Na verdade, a guerra não figura exatamente como tema principal do filme, ela se mistura aos conflitos causados por um dos tratamentos mais desumanos a que um homem pode ser submetido, a escravidão. Encontramos na introdução o personagem Spartacus como um simples servo do Império Romano, num período anterior ao cristianismo e trabalhando numa mina na região da Líbia. Com temperamento peculiar e espírito selvagem, ele se diferenciava dos demais, o que acabou chamando a atenção do lanista Lentulus Batiatus (Peter Ustinov), um sujeito que comprava escravos no intuito de treiná-los e transformá-los em gladiadores.

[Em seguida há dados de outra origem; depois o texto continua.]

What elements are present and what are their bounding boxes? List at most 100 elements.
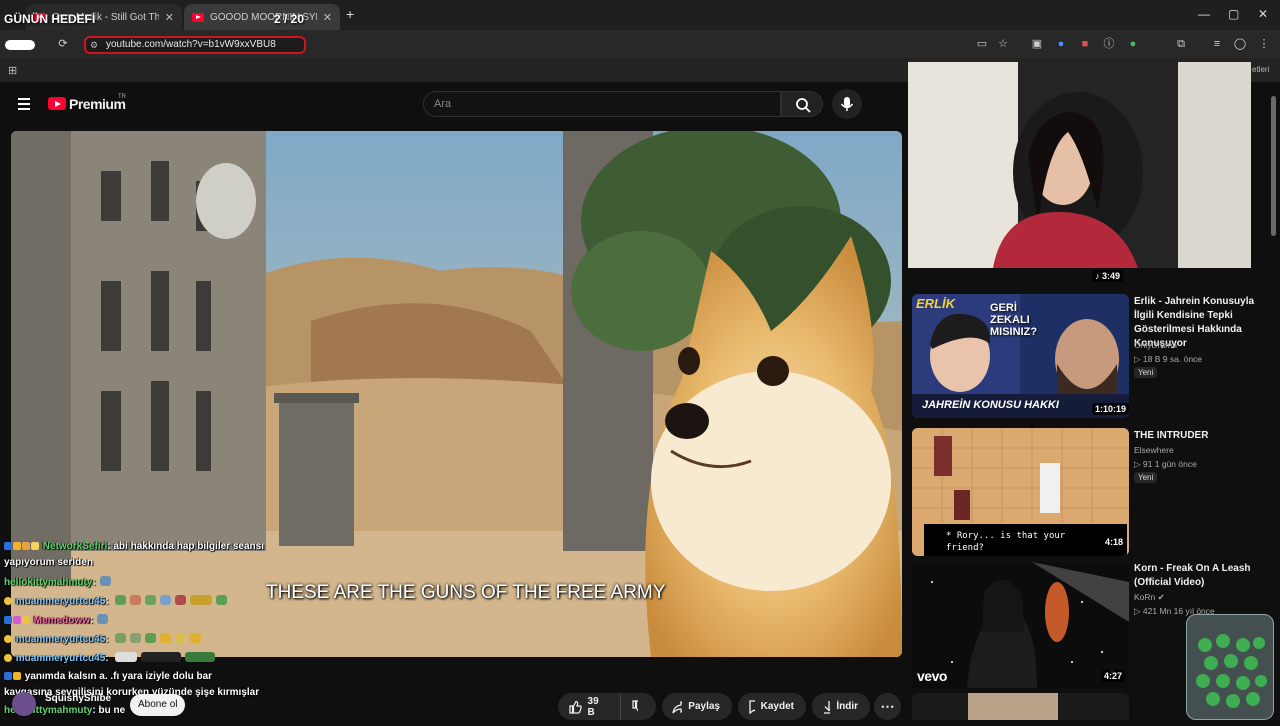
search-button[interactable]	[781, 91, 823, 117]
new-badge: Yeni	[1134, 367, 1158, 378]
extension-info-icon[interactable]: ⓘ	[1102, 37, 1116, 51]
recommendation-title[interactable]: THE INTRUDER	[1134, 429, 1264, 443]
new-tab-button[interactable]: +	[346, 6, 354, 22]
country-code: TR	[118, 94, 126, 100]
chat-username[interactable]: Memedoww	[34, 615, 90, 626]
emote-icon	[190, 633, 202, 643]
chat-username[interactable]: muammeryurtcu45	[16, 596, 105, 607]
tab-goood-moornin[interactable]: GOOOD MOORNIN SYRIA ✕	[184, 4, 340, 30]
emote-icon	[99, 576, 111, 586]
extension-icon[interactable]: ▣	[1030, 37, 1044, 51]
close-tab-icon[interactable]: ✕	[323, 11, 332, 24]
emote-icon	[97, 614, 109, 624]
download-button[interactable]: İndir	[812, 693, 870, 720]
badge-icon	[22, 542, 30, 550]
recommendation-channel[interactable]: KoRn ✔	[1134, 592, 1165, 603]
chat-text: kavgasına sevgilisini korurken yüzünde ş…	[4, 687, 260, 698]
chat-message: muammeryurtcu45:	[4, 595, 228, 607]
emote-icon	[115, 652, 138, 662]
bookmark-icon	[749, 699, 755, 714]
apps-grid-icon[interactable]: ⊞	[8, 64, 17, 77]
bookmark-folder-label[interactable]: etleri	[1252, 65, 1269, 74]
moon-badge-icon	[4, 597, 12, 605]
reload-icon[interactable]: ⟳	[56, 37, 70, 51]
bookmark-star-icon[interactable]: ☆	[996, 37, 1010, 51]
emote-icon	[130, 595, 142, 605]
chat-username[interactable]: NetworkSefiri	[43, 541, 107, 552]
thumbnail-overlay-text: GERİ ZEKALI MISINIZ?	[990, 302, 1038, 338]
video-frame	[11, 131, 902, 657]
webcam-frame	[908, 62, 1251, 268]
stream-goal-label: GÜNÜN HEDEFİ	[4, 12, 96, 26]
view-count: 18 B	[1142, 354, 1161, 364]
emote-icon	[145, 633, 157, 643]
moon-badge-icon	[4, 654, 12, 662]
badge-icon	[13, 616, 21, 624]
stream-jar-overlay	[1186, 614, 1274, 720]
youtube-logo-icon[interactable]	[48, 97, 66, 110]
duration-badge: 4:27	[1101, 670, 1126, 682]
close-window-button[interactable]: ✕	[1258, 7, 1268, 21]
recommendation-channel[interactable]: Elsewhere	[1134, 445, 1174, 455]
webcam-duration-badge: ♪ 3:49	[1092, 270, 1124, 282]
emote-icon	[185, 652, 216, 662]
share-button[interactable]: Paylaş	[662, 693, 732, 720]
address-bar[interactable]: ⚙ youtube.com/watch?v=b1vW9xxVBU8	[84, 36, 306, 54]
extensions-puzzle-icon[interactable]: ⧉	[1174, 37, 1188, 51]
recommendation-channel[interactable]: OnlyDrama	[1134, 340, 1177, 350]
chat-text: :	[92, 577, 96, 588]
recommendation-title[interactable]: Korn - Freak On A Leash (Official Video)	[1134, 562, 1264, 590]
recommendation-thumbnail[interactable]: ERLİK GERİ ZEKALI MISINIZ? JAHREİN KONUS…	[912, 294, 1129, 418]
download-label: İndir	[836, 701, 858, 712]
chat-username[interactable]: hellokittymahmuty	[4, 577, 92, 588]
more-icon: ⋯	[880, 698, 895, 714]
extension-blue-icon[interactable]: ●	[1054, 37, 1068, 51]
recommendation-thumbnail[interactable]: vevo 4:27	[912, 562, 1129, 688]
youtube-premium-wordmark[interactable]: Premium	[69, 96, 126, 112]
play-icon: ▷	[1134, 354, 1141, 364]
maximize-button[interactable]: ▢	[1228, 7, 1239, 21]
vevo-logo: vevo	[914, 266, 947, 268]
search-placeholder: Ara	[434, 98, 452, 110]
thumbnail-image	[968, 693, 1058, 720]
chat-username[interactable]: muammeryurtcu45	[16, 653, 105, 664]
voice-search-button[interactable]	[832, 89, 862, 119]
scrollbar-thumb[interactable]	[1271, 96, 1276, 236]
extension-red-icon[interactable]: ■	[1078, 37, 1092, 51]
chat-text: : abi hakkında hap bilgiler seansı	[107, 541, 264, 552]
like-button[interactable]: 39 B	[558, 693, 620, 720]
recommendation-thumbnail[interactable]	[912, 693, 1129, 720]
recommendation-thumbnail[interactable]: * Rory... is that your friend? 4:18	[912, 428, 1129, 556]
site-info-icon[interactable]: ⚙	[90, 40, 98, 51]
cast-icon[interactable]: ▭	[975, 37, 989, 51]
media-control-icon[interactable]: ≡	[1210, 37, 1224, 51]
youtube-favicon-icon	[192, 12, 204, 22]
chat-text: yanımda kalsın a. .fı yara iziyle dolu b…	[24, 671, 213, 682]
chat-message: muammeryurtcu45:	[4, 633, 202, 645]
save-button[interactable]: Kaydet	[738, 693, 806, 720]
browser-menu-icon[interactable]: ⋮	[1257, 37, 1271, 51]
video-player[interactable]	[11, 131, 902, 657]
upload-age: 9 sa. önce	[1162, 354, 1203, 364]
profile-icon[interactable]: ◯	[1233, 37, 1247, 51]
play-icon: ▷	[1134, 459, 1141, 469]
url-text: youtube.com/watch?v=b1vW9xxVBU8	[106, 39, 276, 50]
extension-green-icon[interactable]: ●	[1126, 37, 1140, 51]
jar-contents	[1196, 634, 1267, 708]
chat-text: :	[105, 634, 109, 645]
channel-name[interactable]: SquishyShibe	[45, 693, 111, 704]
channel-name: KoRn	[1134, 592, 1156, 602]
emote-icon	[160, 595, 172, 605]
close-tab-icon[interactable]: ✕	[165, 11, 174, 24]
emote-icon	[190, 595, 213, 605]
music-note-icon: ♪	[1095, 271, 1100, 281]
dislike-button[interactable]	[620, 693, 656, 720]
search-input[interactable]: Ara	[423, 91, 781, 117]
more-actions-button[interactable]: ⋯	[874, 693, 901, 720]
emote-icon	[115, 595, 127, 605]
minimize-button[interactable]: —	[1198, 7, 1210, 21]
chat-username[interactable]: muammeryurtcu45	[16, 634, 105, 645]
menu-hamburger-icon[interactable]	[18, 98, 30, 110]
subscribe-button[interactable]: Abone ol	[130, 694, 186, 716]
channel-avatar[interactable]	[12, 692, 36, 716]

Sua intenção era usá-los em batalhas sangrentas que serviam como mero entretenimento para os romanos. Os vassalos eram selecionados para seu ludus (escola de gladiadores), com a ilusória promessa de serem mais bem tratados, porém era só uma forma de forjar outro tipo de servidão. Spartacus foi o sujeito que liderou uma revolta dentro do ludus onde foi treinado por não aceitar as condições cruéis de vida dos gladiadores e ao mesmo tempo não querer virar um fantoche para o divertimento dos romanos. A revolução contagiou vários escravos inconformados espalhados por toda a região, dando início a uma incrível marcha de rebeldes rumo a tão sonhada liberdade.

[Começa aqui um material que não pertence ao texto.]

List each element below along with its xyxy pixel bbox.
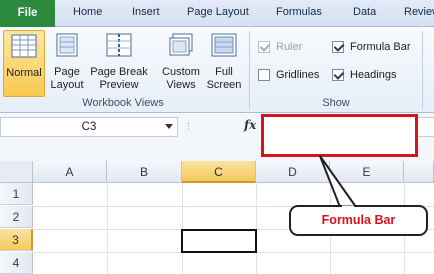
callout-pointer-cover — [342, 205, 354, 209]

Spartacus é baseado no romance homônimo de Howard Fast, de 1951. O autor também foi um dos roteiristas do longa. A escolha de Kubrick foi acertada. O perfeccionismo do cineasta quase o impediu de assumir a direção pouco tempo antes das filmagens serem iniciadas. Ele acabou substituindo Anthonny Mann, que havia sido demitido. Sendo assim, o diretor se viu obrigado a trabalhar com um projeto onde não tinha total controle criativo. Ajudado por uma ótima e instigante história, Kubrick – além de produzir um dos grandes filmes de sua carreira – deu um passo fundamental na evolução do seu trabalho.
Pela primeira vez o uso de cores aparece em uma obra do diretor, e estas são aproveitadas da melhor forma possível. A fotografia é exuberante e dialoga com todo o clima de revolta, poder, romance e crueldade presentes no filme. Outros destaques são os figurinos impecáveis e a trilha sonora marcante composta por Alex North. As músicas em determinados momentos são suficientes para trazer emoção a cenas de ação ou romantismo em instantes mais sensíveis da trama, efetivamente substituindo diálogos amorosos ou efeitos sonoros impressionantes. A ótima trilha é usada também para a introdução de cada uma das três partes narrativas de Spartacus, o que atenua de certa forma a longa duração do filme que acaba se estendendo por mais de três horas. Ainda assim, graças à integração dos aspectos técnicos quase perfeitos, o roteiro não se mostra arrastado e a ótima montagem garante a diversão do início ao fim. Veríamos mais tarde em 2001 – Uma Odisséia no Espaço (1968), Stanley Kubrick utilizando o mesmo recurso da trilha sonora funcionando em sintonia com o desenrolar dos acontecimentos e tendo um papel fundamental dentro do desenvolvimento da trama.
Spartacus foi premiado com quatro Oscars em 1961: Melhor Direção de Arte, Melhor Fotografia, Melhor Figurino, e Melhor Ator Coadjuvante para Peter Ustinov. As atuações impressionam, pois todo o elenco faz um trabalho notável, desde o cast principal até os figurantes que foram imprescindíveis para construir uma das cenas mais espetaculares de batalha campal de filmes épicos do cinema. Uma sincronia perfeita que durante alguns minutos consegue hipnotizar qualquer espectador. Mais de 8.000 soldados da Infantaria Espanhola foram utilizados nas filmagens para compor o exército romano retratado no último confronto do longa.
Esta história magnifica ainda ganhou outras versões, tanto no cinema quanto na TV. Destaque para a sangrenta série televisiva produzida em 2010 por Robert Tapert e Sam Raimi, uma bela obra, porém mais centrada em sexo e violência. O Spartacus de Stanley Kubrick mostra um lado mais humano do personagem, envolvendo suas emoções mais profundas. Um sujeito capaz de rir, amar, se indignar e ainda se humilhar nos momentos certos para em seguida revidar o insulto na mesma moeda. É uma produção impressionante que valoriza cada detalhe da vida desta figura histórica ímpar, desde sua coragem e determinação mesmo diante do risco iminente da morte até a glória das lágrimas de um guerreiro.